Signs of Spring at Old Copse

On a beautiful early Spring day we did a very rare thing, for us anyway, of not getting stuck into work immediately, but instead, just strolling round the wood to see what was emerging.  We checked out the wild daffodils at the south end and found about a dozen clumps, few flowers as yet, but they appear to be spreading slowly despite being in a dry and fairly shady area. Earlier in the day we had visited Newstead Ghyll, further up the road from Old Copse, where there are a great many wild daffodils growing in a damp, open clearing next to the stream.

For an expert's  view on wild daffodils,and other woodland flora, visit ecologist and botanist Alan Waterman's blog

Only a few clumps of wild daffodils at Old Copse

Though they can be found in abundance not far away

The wood remains very wet after months of rain - the annual flooding is receding  but water glistens and rushes everywhere.

We were hoping to find  a few wood anenomes and primroses but found none, except a few patches of primroses near the south gate, although they grow not far away in St.Leonard's Forest. Bluebells are forcing their way up through the mud and honeysuckle, mosses, ferns, Lords and Ladies have started to come up as well.
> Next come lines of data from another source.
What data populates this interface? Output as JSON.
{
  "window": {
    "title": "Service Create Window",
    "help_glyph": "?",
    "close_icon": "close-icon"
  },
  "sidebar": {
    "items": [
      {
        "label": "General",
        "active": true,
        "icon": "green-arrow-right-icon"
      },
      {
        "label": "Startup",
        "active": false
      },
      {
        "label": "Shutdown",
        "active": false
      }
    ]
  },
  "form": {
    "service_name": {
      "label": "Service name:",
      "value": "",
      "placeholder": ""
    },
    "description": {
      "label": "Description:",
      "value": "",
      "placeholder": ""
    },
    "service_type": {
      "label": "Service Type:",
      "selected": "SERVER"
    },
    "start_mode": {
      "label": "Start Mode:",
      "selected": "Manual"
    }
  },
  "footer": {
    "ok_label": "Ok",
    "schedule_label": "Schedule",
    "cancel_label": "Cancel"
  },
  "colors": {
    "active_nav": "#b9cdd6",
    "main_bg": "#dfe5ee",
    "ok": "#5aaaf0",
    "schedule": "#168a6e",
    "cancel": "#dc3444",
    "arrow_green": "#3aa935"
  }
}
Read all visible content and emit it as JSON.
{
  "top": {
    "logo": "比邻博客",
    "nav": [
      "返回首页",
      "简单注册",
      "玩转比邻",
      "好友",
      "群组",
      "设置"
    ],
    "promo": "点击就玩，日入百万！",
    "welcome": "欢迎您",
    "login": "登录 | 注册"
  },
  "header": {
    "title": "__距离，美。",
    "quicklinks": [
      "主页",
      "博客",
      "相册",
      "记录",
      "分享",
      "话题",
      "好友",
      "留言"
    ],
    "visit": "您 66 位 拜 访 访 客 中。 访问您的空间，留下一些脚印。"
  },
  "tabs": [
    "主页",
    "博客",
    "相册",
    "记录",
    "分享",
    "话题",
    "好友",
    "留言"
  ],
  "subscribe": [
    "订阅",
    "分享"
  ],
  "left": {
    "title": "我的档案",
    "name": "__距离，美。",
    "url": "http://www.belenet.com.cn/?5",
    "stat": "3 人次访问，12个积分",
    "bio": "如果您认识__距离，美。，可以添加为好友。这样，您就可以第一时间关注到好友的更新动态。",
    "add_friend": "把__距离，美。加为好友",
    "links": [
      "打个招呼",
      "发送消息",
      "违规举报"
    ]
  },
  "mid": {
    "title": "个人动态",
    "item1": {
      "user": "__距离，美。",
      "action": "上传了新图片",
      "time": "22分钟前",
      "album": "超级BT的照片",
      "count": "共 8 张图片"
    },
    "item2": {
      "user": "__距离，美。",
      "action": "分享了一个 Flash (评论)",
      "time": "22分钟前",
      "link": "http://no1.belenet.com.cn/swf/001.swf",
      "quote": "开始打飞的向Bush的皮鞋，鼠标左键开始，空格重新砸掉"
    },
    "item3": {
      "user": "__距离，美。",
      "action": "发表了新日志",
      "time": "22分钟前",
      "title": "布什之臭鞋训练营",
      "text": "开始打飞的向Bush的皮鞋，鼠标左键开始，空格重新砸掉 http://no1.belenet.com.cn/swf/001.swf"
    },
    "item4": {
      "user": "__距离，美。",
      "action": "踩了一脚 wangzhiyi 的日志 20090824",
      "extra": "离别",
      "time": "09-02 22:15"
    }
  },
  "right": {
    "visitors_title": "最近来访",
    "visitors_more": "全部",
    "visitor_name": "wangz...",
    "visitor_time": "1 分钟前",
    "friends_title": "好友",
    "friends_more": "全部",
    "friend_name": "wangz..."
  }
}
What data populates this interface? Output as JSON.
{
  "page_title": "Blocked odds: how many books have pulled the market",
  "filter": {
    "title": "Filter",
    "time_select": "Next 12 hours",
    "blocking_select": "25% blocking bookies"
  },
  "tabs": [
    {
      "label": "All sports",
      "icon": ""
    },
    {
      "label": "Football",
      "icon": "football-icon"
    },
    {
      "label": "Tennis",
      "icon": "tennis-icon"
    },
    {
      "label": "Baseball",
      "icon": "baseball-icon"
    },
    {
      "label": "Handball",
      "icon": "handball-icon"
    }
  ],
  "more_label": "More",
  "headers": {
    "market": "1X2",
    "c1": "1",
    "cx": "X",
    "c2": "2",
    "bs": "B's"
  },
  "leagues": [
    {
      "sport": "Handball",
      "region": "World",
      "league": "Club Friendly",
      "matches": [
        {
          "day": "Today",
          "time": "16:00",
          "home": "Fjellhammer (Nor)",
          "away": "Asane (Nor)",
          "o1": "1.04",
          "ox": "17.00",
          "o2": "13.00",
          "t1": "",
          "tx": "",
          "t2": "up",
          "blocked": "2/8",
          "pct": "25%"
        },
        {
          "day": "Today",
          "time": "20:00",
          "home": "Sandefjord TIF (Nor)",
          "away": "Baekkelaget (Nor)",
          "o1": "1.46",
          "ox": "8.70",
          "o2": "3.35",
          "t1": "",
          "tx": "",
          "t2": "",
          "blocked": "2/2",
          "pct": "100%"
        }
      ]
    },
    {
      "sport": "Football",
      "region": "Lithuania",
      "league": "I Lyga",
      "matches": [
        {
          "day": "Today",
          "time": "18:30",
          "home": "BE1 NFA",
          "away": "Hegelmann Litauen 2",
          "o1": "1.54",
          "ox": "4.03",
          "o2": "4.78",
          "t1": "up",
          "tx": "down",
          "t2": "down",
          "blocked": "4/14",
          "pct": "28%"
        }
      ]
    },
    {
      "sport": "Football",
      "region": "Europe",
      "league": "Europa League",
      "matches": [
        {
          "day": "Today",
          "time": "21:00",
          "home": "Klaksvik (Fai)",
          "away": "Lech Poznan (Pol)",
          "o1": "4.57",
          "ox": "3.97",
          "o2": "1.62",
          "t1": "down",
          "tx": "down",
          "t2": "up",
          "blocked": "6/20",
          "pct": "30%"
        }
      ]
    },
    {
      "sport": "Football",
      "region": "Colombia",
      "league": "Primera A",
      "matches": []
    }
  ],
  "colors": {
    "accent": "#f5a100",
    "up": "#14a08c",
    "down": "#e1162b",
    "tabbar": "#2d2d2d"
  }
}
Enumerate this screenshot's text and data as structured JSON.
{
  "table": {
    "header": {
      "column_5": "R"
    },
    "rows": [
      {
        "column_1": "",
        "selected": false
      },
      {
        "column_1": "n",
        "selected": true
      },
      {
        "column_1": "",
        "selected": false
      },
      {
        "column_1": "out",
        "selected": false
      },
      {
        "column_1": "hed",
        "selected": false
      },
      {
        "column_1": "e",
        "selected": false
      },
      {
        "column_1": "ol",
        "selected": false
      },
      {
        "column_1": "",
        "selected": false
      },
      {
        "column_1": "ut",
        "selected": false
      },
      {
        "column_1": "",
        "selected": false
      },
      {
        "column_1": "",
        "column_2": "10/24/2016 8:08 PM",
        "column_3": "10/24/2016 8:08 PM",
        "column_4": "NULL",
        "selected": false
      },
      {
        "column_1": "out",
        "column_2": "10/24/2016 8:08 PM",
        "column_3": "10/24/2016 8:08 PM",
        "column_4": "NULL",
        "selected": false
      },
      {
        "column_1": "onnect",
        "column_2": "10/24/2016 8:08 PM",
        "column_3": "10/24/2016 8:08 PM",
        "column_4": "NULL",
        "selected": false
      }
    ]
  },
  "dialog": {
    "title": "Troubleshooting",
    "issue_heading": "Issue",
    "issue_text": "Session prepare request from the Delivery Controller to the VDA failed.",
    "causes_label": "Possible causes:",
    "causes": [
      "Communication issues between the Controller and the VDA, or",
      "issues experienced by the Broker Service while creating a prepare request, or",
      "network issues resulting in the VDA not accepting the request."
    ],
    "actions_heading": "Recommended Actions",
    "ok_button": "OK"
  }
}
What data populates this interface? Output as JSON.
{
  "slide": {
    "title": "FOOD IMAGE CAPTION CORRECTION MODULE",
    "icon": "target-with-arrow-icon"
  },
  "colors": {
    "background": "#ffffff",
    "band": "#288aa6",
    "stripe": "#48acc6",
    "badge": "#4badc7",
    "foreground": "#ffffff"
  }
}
Also seen; the first bumblebee of the year; and seen regularly by a fisherman on the pond, two kingfishers, one who lives down at the South end of the Pond, and the other at the North end. It seems that fishing rods provide an excellent perch for these birds to keep an eye out for minnows,  so here's a library picture (unfortunately not taken on our pond).

We've had some success with propagating hazel
through cuttings, so today some more were cut , to be potted up and planted out in the autumn when they've rooted. A  holly, blackthorn and hazel hedge is planned near the new enlarged entrance, with more hazel planted along the bluebell ride through the birch.


Spot the Grebe - it can just be seen hiding in the reeds over on the Hammerpond


Monday, 7 March 2016


At 8am the sunshine was brilliant, but the forecast wasn't too good,  -  strong  wind, wintry showers, sleet, maybe some snow, perhaps some sun, but as Herbie the dog doesn't mind what the weather's like when a day at the wood is in the offing, and we didn't want to disappoint him, we decided to chance it. Forestry work takes place all through the year, but the winter months tend to be the busiest, especially for felling, so there's no point in  moaning about the weather, or using it as an excuse not to do any work .

As we drove north the skies became ominously dark and soon we were in the middle of a storm of wind blown snow and sleet. It only lasted 10 - 15 minutes, and by the time we arrived at Old Copse the sun was shining again.  That was the pattern of the day, - freezing cold wind, rain and sleet, alternating with brilliant sunshine. But it's great to see the wood in all weathers. You don't see weather in town in such a close up way. Today you could see the weather happening; the heavy showers were announced by darkening skies followed by strong gusts of wind which made the trees, especially the pines, bend alarmingly. Then the rain would come sheeting down.

So today we were right in the middle of the weather, getting tasks done when the rain held off and the sun came out, and then dashing for shelter to the cabin to watch another blast of  gusty rain and wind pass through the wood, while warming up at the stove and drinking tea. An exhilarating day.

We  love a wood burning stove on a cold day

Visitors: We met Martin (bird expert) between showers -  he is contributing to an RSPB  survey of Marsh Tits, Willow Tits and Lesser Spotted Woodpeckers who might (or might not) live in the wood. He had a tape of bird sounds with him, presumably to attract birds in the vicinity, but had to give up on this today because of the noise made by the wind in the trees. He is waiting for the next still, sunny day.